Each event is a named record with structured fields. In production this lights up in Datadog as filterable, alertable metrics. Locally it’s still readable text.

Common gotchas

  • print in library code. Anyone using your library can’t easily silence or redirect it. Use logging. Always.
  • logging.basicConfig() at module import time. Overrides whatever the app set. Library code never configures handlers.
  • f-string in log calls. logger.info(f"loss={loss}") formats every time, even when the log is filtered out. Use logger.info("loss=%s", loss).
  • Logging huge tensors. logger.info("weights: %s", model.state_dict()) serialises gigabytes of float32. Don’t. Log shapes, summaries, norms.
  • Logging secrets. API keys, user data, prompt content. Strip before logging. Use a redaction processor with structlog.
  • Many loggers, no parent setup. Logs disappear because the root logger has no handlers. Configure the root, or configure the parent of all your modules.
  • Logging in tight inner loops. Even at filtered DEBUG, the call has overhead (a few µs). 100k calls/sec → noticeable. Sample.

When to use print after all

  • One-off scripts you’ll run once and throw away.
  • The very first 10 lines of a notebook cell where you just want to see a value.
  • Output that’s the purpose of the script (a CLI tool’s main output).

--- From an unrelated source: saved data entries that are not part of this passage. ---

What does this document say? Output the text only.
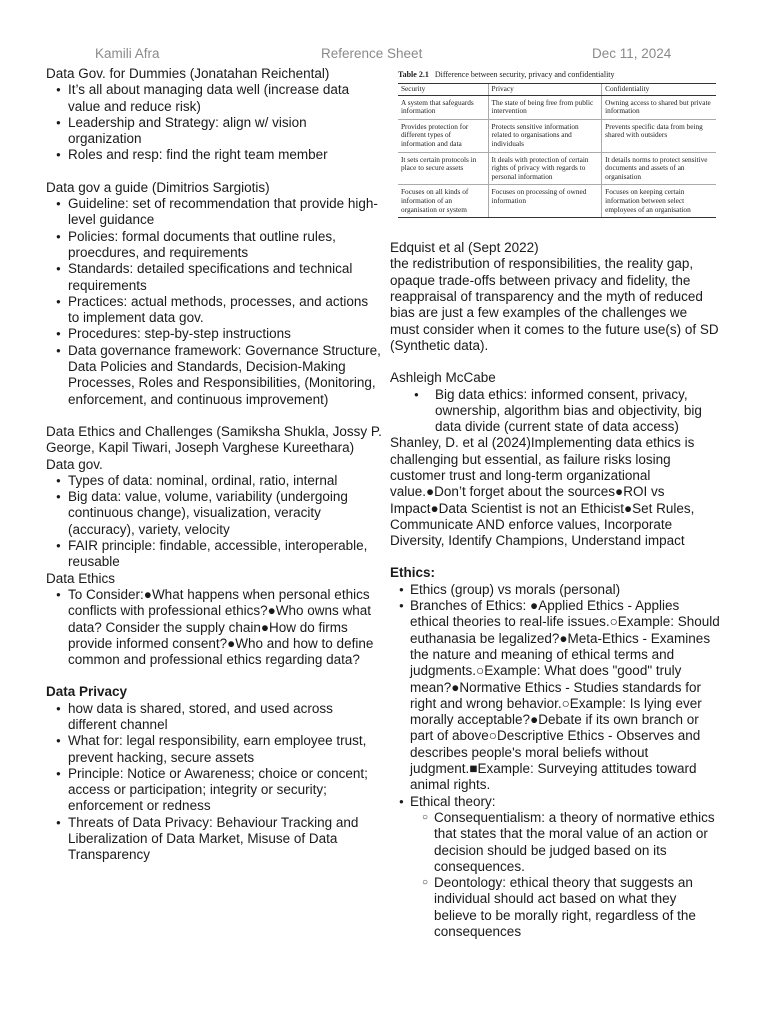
Kamili Afra	Reference Sheet	Dec 11, 2024

Data Gov. for Dummies (Jonatahan Reichental)

● It’s all about managing data well (increase data value and reduce risk)
● Leadership and Strategy: align w/ vision organization
● Roles and resp: find the right team member

Data gov a guide (Dimitrios Sargiotis)

● Guideline: set of recommendation that provide high-level guidance
● Policies: formal documents that outline rules, proecdures, and requirements
● Standards: detailed specifications and technical requirements
● Practices: actual methods, processes, and actions to implement data gov.
● Procedures: step-by-step instructions
● Data governance framework: Governance Structure, Data Policies and Standards, Decision-Making Processes, Roles and Responsibilities, (Monitoring, enforcement, and continuous improvement)

Data Ethics and Challenges (Samiksha Shukla, Jossy P. George, Kapil Tiwari, Joseph Varghese Kureethara)

Data gov.

● Types of data: nominal, ordinal, ratio, internal
● Big data: value, volume, variability (undergoing continuous change), visualization, veracity (accuracy), variety, velocity
● FAIR principle: findable, accessible, interoperable, reusable

Data Ethics

● To Consider:●What happens when personal ethics conflicts with professional ethics?●Who owns what data? Consider the supply chain●How do firms provide informed consent?●Who and how to define common and professional ethics regarding data?

Data Privacy

● how data is shared, stored, and used across different channel
● What for: legal responsibility, earn employee trust, prevent hacking, secure assets
● Principle: Notice or Awareness; choice or concent; access or participation; integrity or security; enforcement or redness
● Threats of Data Privacy: Behaviour Tracking and Liberalization of Data Market, Misuse of Data Transparency
Table 2.1 Difference between security, privacy and confidentiality
Security	Privacy	Confidentiality
A system that safeguards information	The state of being free from public intervention	Owning access to shared but private information
Provides protection for different types of information and data	Protects sensitive information related to organisations and individuals	Prevents specific data from being shared with outsiders
It sets certain protocols in place to secure assets	It deals with protection of certain rights of privacy with regards to personal information	It details norms to protect sensitive documents and assets of an organisation
Focuses on all kinds of information of an organisation or system	Focuses on processing of owned information	Focuses on keeping certain information between select employees of an organisation

Edquist et al (Sept 2022)

the redistribution of responsibilities, the reality gap, opaque trade-offs between privacy and fidelity, the reappraisal of transparency and the myth of reduced bias are just a few examples of the challenges we must consider when it comes to the future use(s) of SD (Synthetic data).

Ashleigh McCabe

● Big data ethics: informed consent, privacy, ownership, algorithm bias and objectivity, big data divide (current state of data access)

Shanley, D. et al (2024)Implementing data ethics is challenging but essential, as failure risks losing customer trust and long-term organizational value.●Don’t forget about the sources●ROI vs Impact●Data Scientist is not an Ethicist●Set Rules, Communicate AND enforce values, Incorporate Diversity, Identify Champions, Understand impact

Ethics:

● Ethics (group) vs morals (personal)
● Branches of Ethics: ●Applied Ethics - Applies ethical theories to real-life issues.○Example: Should euthanasia be legalized?●Meta-Ethics - Examines the nature and meaning of ethical terms and judgments.○Example: What does "good" truly mean?●Normative Ethics - Studies standards for right and wrong behavior.○Example: Is lying ever morally acceptable?●Debate if its own branch or part of above○Descriptive Ethics - Observes and describes people's moral beliefs without judgment.■Example: Surveying attitudes toward animal rights.
● Ethical theory:
○ Consequentialism: a theory of normative ethics that states that the moral value of an action or decision should be judged based on its consequences.
○ Deontology: ethical theory that suggests an individual should act based on what they believe to be morally right, regardless of the consequences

For everything else: logging.

Where this shows up in real ML codebases

  • Production inference services — every request gets a structured log line with request ID, latency, token counts, model.
  • Training jobs — per-epoch metrics logged as structured records, shipped to a log aggregator alongside MLflow / W&B.
  • Data pipelines — Airflow / Prefect tasks log progress; structured logs feed dashboards.
  • Library code — every PyPI package uses logging, not print. Your import torch; torch.save(...) doesn’t print anything because PyTorch logs via logging.

The defensive habit: at the top of every .py file in a real project, logger = logging.getLogger(__name__). At the top of __main__.py, configure once. Never use print for anything you’d want to filter, search, or attach metadata to.